Inadequate Systems Engineering and the Boeing 737 Max Catastrophes

mike Haas
The Systems Engineering Scholar
6 min readMar 27, 2021

--

737 Max in a banked turn. Photograph by Uwe Deffner, The New Yorker

In October 2018, a Boeing 737 Max-8 crashed South of Indonesia into the Java Sea, killing 189 people. Shortly afterward in March 2019, another one met a similar fate plundering into the ground near Bishoftu, Ethiopia right before the 737 Max fleet was grounded. Were the systems that aid the pilots in flying the plane safely to blame for these catastrophes? Or were the Concept of Operations (CONOPS) and emergency checklists woefully inadequate in preventing a mishap during an emergency? In either case, what systems engineering practices could have been utilized to have prevented this accident, and potential ones in the future?

The Story

The Boeing 737 max was built from a proven Boeing 737 design. One that has been used for over 50 years successfully, thereby allowing costs in development to be reduced by grandfathering in safety certifications and many pilot training procedures. One could argue that the 737 Max development was rushed, and as Dominic Gates states: “Boeing committed to the MAX without even having a finalized design or engine supplier.”
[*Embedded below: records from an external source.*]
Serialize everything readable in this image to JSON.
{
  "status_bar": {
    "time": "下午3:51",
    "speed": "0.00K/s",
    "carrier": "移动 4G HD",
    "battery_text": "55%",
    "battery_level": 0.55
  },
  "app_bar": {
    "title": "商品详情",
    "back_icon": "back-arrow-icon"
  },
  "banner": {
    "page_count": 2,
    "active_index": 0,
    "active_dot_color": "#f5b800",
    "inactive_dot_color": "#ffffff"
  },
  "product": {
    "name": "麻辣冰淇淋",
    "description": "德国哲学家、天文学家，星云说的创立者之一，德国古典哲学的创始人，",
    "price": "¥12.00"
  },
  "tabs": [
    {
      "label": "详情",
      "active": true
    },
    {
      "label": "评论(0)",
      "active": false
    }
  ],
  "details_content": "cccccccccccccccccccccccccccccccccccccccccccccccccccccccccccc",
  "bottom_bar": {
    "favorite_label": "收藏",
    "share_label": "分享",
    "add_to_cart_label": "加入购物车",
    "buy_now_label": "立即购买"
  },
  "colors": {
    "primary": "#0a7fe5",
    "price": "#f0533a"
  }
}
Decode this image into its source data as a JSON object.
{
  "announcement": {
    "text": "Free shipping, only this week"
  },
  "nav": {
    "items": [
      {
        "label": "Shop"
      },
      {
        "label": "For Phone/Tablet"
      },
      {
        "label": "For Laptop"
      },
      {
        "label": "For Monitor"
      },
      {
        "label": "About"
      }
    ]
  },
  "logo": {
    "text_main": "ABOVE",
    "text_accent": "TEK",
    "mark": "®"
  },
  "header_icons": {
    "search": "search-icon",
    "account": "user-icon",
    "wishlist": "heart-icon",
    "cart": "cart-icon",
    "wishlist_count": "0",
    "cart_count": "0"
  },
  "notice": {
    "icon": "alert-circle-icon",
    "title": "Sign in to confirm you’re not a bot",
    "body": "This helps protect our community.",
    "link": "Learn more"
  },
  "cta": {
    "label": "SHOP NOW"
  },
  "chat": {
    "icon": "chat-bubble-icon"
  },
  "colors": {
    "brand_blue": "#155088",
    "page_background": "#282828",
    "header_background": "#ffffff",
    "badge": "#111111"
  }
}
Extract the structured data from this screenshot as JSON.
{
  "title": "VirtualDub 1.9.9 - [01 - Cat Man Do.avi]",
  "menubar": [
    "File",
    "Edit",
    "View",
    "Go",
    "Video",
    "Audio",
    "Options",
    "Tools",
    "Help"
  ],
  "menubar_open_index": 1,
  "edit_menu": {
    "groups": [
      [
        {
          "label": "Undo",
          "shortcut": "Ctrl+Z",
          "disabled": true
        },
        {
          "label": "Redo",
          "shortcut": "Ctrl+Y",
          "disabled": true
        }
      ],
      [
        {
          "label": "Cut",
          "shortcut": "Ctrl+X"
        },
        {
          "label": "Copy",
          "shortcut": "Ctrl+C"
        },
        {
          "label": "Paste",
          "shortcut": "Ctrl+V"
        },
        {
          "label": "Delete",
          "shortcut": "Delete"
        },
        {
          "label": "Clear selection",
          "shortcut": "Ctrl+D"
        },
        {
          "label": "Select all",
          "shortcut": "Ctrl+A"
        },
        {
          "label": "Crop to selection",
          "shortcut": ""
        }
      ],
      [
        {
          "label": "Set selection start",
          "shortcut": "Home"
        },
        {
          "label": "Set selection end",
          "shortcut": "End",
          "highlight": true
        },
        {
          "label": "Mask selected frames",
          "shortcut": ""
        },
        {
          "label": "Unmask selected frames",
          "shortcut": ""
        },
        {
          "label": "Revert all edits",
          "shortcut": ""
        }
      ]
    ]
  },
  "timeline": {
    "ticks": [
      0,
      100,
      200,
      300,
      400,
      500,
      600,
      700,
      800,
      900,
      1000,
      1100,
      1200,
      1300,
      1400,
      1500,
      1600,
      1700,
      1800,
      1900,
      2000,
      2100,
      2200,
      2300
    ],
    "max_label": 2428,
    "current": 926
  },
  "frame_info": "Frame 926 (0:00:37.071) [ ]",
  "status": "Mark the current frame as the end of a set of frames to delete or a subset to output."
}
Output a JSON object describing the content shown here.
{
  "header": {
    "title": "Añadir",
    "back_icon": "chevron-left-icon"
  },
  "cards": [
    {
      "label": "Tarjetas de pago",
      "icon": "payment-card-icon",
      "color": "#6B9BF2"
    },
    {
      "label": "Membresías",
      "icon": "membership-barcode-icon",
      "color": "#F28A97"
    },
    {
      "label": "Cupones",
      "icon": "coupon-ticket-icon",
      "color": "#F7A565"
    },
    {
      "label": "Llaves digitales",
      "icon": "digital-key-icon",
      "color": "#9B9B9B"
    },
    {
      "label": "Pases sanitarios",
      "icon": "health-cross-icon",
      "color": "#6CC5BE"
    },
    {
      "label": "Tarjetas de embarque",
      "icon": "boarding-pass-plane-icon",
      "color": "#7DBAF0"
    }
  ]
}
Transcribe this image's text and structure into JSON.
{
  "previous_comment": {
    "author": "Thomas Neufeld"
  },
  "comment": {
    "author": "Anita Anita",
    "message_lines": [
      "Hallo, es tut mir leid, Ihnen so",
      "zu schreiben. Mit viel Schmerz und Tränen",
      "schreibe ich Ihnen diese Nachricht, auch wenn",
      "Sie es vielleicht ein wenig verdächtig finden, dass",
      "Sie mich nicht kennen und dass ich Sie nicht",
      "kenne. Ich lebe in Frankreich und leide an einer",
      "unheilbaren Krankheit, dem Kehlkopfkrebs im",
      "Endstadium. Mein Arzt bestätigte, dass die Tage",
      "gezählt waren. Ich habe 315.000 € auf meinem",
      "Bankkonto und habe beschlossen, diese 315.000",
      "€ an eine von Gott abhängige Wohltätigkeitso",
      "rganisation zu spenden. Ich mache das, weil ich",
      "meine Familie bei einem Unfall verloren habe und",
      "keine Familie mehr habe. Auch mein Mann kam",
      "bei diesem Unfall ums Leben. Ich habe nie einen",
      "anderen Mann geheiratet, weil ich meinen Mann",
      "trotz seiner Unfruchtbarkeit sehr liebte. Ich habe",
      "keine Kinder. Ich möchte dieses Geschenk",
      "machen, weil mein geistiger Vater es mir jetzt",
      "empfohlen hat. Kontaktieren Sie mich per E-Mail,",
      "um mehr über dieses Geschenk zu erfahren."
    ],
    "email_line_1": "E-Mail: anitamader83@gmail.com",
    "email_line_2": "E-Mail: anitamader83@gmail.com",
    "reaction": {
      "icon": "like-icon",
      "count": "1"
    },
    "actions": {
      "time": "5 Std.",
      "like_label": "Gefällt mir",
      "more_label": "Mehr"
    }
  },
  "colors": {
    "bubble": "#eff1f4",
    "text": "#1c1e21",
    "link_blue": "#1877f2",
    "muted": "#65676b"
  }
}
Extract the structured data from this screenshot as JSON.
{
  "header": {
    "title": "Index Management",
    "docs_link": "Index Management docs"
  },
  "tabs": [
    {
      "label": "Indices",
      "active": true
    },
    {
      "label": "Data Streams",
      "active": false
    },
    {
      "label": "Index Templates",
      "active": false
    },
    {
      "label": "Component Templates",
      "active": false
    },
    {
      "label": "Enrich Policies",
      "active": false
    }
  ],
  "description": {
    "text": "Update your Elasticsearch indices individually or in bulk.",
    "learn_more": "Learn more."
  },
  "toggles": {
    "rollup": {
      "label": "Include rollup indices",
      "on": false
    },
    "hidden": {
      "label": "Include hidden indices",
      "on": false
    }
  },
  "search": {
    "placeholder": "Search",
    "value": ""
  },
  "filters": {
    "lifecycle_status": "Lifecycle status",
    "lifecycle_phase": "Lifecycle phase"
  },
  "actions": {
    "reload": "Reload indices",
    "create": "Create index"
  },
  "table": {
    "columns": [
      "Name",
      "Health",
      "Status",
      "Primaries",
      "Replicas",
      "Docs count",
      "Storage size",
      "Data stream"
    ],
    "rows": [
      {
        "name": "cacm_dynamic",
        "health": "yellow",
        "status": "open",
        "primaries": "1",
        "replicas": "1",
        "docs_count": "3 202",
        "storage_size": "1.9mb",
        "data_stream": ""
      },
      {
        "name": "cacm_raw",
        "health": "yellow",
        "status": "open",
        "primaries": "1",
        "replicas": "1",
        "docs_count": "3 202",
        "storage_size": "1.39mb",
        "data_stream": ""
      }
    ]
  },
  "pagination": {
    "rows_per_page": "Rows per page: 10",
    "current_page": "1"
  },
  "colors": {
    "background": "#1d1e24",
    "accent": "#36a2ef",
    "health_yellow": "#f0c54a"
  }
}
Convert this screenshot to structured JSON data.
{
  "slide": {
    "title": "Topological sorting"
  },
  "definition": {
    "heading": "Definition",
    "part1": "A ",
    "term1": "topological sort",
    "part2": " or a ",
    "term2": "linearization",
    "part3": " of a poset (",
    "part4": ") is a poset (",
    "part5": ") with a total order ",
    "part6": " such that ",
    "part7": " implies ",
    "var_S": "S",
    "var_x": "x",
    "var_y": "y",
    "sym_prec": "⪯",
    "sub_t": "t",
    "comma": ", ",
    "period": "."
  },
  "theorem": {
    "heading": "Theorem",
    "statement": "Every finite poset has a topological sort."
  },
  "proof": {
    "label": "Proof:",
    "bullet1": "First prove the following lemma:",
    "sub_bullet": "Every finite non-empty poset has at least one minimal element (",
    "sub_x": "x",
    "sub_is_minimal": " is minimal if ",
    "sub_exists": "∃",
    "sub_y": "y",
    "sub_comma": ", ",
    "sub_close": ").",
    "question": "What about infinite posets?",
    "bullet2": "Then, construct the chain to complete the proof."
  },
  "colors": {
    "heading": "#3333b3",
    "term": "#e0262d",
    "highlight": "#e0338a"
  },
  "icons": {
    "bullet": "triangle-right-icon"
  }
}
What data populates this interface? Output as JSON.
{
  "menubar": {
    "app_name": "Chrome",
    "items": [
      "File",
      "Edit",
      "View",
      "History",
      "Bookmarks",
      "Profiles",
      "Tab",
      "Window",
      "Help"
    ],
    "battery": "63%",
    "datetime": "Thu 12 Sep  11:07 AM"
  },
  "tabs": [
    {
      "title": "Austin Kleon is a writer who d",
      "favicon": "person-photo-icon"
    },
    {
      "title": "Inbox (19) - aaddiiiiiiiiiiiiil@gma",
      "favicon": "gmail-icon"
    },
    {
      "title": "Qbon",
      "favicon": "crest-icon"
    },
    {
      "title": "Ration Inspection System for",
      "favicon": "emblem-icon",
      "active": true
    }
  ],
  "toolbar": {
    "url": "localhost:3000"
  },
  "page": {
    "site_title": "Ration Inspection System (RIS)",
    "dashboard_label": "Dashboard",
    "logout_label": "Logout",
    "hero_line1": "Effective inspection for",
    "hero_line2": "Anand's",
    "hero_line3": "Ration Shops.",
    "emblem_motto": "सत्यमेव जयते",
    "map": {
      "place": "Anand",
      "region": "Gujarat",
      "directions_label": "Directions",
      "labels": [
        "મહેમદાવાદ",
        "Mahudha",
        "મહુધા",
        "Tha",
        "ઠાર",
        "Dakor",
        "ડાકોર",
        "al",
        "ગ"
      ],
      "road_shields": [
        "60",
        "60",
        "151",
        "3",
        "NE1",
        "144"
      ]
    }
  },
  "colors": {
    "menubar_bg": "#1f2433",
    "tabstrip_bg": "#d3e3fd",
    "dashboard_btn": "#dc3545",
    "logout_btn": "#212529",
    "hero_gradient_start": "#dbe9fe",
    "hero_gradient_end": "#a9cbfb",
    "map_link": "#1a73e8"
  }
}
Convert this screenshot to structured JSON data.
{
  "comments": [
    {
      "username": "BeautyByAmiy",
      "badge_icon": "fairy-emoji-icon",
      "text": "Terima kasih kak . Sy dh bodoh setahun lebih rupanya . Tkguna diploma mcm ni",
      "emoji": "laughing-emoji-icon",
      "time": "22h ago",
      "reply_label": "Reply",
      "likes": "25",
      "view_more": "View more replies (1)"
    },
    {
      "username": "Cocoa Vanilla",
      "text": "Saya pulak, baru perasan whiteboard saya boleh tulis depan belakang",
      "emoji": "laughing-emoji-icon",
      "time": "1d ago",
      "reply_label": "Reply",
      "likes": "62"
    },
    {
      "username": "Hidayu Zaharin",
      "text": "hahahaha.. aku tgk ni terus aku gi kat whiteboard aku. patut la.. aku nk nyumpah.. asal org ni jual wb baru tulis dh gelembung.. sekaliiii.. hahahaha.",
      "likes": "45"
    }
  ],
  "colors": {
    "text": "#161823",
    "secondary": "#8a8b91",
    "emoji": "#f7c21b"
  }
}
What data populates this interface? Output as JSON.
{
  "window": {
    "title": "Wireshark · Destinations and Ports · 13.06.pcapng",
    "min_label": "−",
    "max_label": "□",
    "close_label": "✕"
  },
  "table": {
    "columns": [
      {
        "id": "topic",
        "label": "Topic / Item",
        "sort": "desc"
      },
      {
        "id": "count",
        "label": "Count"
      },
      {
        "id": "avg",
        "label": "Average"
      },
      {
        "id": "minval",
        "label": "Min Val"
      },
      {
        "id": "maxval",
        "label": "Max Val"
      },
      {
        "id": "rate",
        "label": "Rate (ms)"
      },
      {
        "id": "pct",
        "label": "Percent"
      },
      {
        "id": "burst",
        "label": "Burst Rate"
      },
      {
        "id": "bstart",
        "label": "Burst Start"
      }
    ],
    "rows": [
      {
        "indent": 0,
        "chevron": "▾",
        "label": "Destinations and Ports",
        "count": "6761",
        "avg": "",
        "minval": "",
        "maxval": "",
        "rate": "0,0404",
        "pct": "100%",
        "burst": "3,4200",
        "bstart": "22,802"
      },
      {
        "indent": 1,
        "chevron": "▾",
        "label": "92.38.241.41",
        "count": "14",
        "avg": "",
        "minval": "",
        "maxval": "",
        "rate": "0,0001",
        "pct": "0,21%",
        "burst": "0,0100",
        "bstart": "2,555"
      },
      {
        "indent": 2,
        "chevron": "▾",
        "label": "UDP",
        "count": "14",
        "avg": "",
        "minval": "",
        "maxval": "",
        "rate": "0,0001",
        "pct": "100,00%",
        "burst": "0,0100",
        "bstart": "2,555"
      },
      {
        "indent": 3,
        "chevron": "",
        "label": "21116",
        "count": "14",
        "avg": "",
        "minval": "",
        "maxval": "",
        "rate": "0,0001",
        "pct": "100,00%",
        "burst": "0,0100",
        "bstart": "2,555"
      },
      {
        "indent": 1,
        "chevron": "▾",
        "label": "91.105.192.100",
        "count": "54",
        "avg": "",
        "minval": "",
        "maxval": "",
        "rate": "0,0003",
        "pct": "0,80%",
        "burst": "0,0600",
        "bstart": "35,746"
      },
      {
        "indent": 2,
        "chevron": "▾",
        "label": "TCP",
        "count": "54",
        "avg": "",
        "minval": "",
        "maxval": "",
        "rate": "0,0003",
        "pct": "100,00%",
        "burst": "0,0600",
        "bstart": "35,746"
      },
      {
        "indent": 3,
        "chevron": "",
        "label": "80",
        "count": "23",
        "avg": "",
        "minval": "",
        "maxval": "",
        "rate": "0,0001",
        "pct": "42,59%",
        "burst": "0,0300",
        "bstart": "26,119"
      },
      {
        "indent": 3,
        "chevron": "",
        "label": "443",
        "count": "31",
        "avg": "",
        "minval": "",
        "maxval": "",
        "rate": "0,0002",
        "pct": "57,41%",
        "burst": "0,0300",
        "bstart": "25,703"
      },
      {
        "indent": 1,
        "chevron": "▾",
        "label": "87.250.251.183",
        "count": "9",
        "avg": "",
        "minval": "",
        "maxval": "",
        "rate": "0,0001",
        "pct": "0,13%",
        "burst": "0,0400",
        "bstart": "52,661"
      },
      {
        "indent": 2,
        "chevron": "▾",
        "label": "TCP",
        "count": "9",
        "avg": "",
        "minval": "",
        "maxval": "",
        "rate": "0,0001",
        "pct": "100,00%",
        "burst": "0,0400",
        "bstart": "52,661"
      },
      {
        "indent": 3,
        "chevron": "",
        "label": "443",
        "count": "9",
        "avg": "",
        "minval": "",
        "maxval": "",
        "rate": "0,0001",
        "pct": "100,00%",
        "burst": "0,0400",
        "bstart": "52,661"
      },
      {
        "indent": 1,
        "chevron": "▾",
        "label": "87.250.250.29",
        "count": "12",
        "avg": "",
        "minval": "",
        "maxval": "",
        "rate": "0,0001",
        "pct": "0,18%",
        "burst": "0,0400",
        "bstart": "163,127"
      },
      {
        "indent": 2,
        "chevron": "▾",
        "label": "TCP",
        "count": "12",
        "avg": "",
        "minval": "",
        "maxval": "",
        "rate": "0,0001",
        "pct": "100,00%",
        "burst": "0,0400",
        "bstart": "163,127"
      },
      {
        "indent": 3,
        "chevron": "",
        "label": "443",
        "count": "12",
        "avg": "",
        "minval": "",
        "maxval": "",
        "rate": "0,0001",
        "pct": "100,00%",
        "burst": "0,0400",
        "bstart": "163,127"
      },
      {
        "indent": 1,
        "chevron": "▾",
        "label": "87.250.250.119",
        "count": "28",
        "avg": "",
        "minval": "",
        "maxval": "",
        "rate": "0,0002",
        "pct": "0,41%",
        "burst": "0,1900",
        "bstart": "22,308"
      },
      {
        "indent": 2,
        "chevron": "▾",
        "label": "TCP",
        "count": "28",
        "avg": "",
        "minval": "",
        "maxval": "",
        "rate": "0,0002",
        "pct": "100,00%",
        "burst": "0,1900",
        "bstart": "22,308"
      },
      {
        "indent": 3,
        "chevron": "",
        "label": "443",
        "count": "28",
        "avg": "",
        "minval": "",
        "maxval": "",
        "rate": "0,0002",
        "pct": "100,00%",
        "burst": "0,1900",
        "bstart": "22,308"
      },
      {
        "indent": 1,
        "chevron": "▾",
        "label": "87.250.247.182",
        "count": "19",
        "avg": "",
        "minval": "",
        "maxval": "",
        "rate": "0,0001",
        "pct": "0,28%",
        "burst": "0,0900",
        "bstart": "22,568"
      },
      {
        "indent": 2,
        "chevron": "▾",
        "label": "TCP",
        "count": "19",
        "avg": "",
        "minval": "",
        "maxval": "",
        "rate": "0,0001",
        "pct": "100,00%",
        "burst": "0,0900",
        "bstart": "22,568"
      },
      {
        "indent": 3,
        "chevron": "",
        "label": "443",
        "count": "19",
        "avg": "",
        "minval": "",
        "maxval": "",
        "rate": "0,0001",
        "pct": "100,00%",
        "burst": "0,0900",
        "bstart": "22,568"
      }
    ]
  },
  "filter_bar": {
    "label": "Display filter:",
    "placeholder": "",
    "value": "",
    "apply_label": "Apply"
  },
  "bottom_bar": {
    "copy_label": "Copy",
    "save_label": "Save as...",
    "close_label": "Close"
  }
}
As part of the FAA safety certification, airliners are required to smoothly execute what is called a wind-up turn. I have personally witnessed one of these maneuvers in a supersonic trainer jet called a T-38. Essentially a constant airspeed is commanded and the aircraft is banked to allow for an increase in the angle of attack to make the turn. Increasing G-force is commanded corresponding to increase angle of attack. Even assuming this maneuver executed by an expert pilot, the average airline passenger would not be too happy to experience this the way we do in the United States test pilot schools. The requirement is to smoothly enter into and exit a wind-up turn per the FAA. Because the 737 max required a redesign to the engine location, the aircraft would pitch upwards too quickly during the turn. This undoubtedly would create an uncomfortable sensation (among other things) for the passengers in the event of a fast-turning maneuver to avoid aircraft traffic. This deficiency created the need for the Maneuvering Characteristics Augmentation System (MCAS). Or a flight control system that automatically pitches the aircraft downwards to counteract this in the event of a rapid angle of attack increase.

Test Flight in a T-38

In October 2018, the Lion Air 737 Max, flight 610 took off from Soekarno–Hatta International Airport and immediately experienced angle of attack sensor failure leading to an erroneous angle of attack readings. These readings triggered automatic MCAS pitch-down maneuvers repeatedly. The pilots flying the Lion Air 737 Max made continuous pull-up counters but were unable to arrest the pitch down commands from the MCAS and the aircraft crashed into the sea. In retrospect, the pilots could have executed a checklist that instructed the removal of power to the horizontal tail, thereby preventing the control surface to be commanded by the MCAS. This motivated the procedural changes issued by Boeing shortly after the crash to counter this type of situation. However, just 5 months later, another 737 Max belonging to Ethiopian Air crashed in the same fashion. On this flight, a broken AOA sensor prompted automatic MCAS pitch-down commands. Summarizing Dominic Gates; when the pilots tried to raise the manual trim wheel as stated in Boeings checklist, the aircraft had already picked up too much airspeed and the horizontal tail could not be moved. The aircraft continued pitching down before it plummeted into the ground.

The Swiss cheese model

James Reason’s Swiss Cheese Model, retrieved from www.skybrary.aero

When looking back at the causes of aircraft mishaps, a swiss cheese model is often used. This model is derived from a metaphor where one may visualize multiple slices of swiss cheese layered on top of one-another. The holes represent problems that could potentially lead to (in the context of this article) an aircraft mishap. The cheese part of the swiss cheese represents defenses that prevent the mishap from getting through all of the layers of the cheese. As stated in Skybrary.aero, The accident occurs when “when holes in all of the slices momentarily align, permitting a trajectory of accident opportunity”.

Inadequate SE?

How could Systems Engineering have helped prevent the aligning holes in the swiss cheese layers? Could a more robust systems engineering approach have added layers of prevention, thereby arresting the catastrophic 737 Max crashes?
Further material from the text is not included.